Pacific Gas and Electric said it became aware Wednesday night that there was an equipment failure on a high voltage transmission line near where the Kincade Fire sparked, according to an incident report the San Francisco-based utility submitted to the California Public Utilities Commission Thursday.

Cal Fire also found a broken piece of equipment on the same tower. According to preliminary information from PG&E, the transmission tower had a broken jumper cable that was found around 9:20 p.m. Wednesday night in Geyserville. The Kincade Fire ignited roughly 10 minutes later. The fire quickly spread, growing to 10,000 acres and forcing thousands of residents to flee their homes. 

The utility says the transmission level outage on the power line relayed and did not reclose. 

By Thursday evening, at a 7 p.m. news conference Cal Fire and Sonoma County Sheriff's Office officials said the fire had grown to 16,000 acres and was 5% contained. 49 structures have been destroyed, but there have been no reported deaths.  

PG&E filed the preliminary report with the CPUC the following day around 11:30 a.m.

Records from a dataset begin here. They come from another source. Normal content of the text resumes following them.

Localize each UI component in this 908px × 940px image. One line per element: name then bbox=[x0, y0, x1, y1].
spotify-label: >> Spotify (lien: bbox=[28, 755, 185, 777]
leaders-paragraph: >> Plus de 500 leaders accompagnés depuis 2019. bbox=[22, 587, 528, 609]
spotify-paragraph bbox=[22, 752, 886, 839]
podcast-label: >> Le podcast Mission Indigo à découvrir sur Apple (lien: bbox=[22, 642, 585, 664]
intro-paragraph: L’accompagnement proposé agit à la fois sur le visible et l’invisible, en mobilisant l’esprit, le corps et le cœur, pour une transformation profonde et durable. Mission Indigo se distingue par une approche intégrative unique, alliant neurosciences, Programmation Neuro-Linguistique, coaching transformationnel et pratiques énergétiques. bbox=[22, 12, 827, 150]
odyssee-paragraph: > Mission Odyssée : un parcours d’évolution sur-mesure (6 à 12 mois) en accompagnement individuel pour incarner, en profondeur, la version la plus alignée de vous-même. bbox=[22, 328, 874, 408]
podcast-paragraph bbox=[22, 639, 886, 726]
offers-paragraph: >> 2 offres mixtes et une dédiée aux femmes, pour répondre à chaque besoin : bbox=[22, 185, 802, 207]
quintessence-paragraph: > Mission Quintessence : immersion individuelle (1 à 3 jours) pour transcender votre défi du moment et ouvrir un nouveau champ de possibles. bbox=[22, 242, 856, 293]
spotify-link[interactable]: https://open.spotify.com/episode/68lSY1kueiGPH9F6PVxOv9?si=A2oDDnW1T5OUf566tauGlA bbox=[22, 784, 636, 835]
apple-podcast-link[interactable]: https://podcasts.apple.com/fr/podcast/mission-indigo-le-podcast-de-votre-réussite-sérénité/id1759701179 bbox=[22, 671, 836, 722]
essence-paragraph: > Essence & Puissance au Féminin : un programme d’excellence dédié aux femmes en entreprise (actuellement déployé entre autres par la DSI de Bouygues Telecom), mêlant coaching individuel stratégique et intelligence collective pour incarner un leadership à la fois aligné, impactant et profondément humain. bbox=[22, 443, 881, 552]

The electric company confirmed Thursday around 5 p.m. that power along the transmission lines in that section of Sonoma County was not turned off because wind-speeds didn't reach high enough levels to trigger its planned shutoff protocol. PG&E says the wind speeds of concern for transmission lines are higher than those for lines that distribute power.

The exact cause of the Kincade Fire has not been determined and PG&E's findings don't indicate the fire was a result of an issue on its transmission lines, the utility's CEO William Johnson said at a press conference in response to the report. 

He added, "We reported our findings to the regulator and are sharing it with you out of a sense of transparency." 

The origin of the fire is still unknown.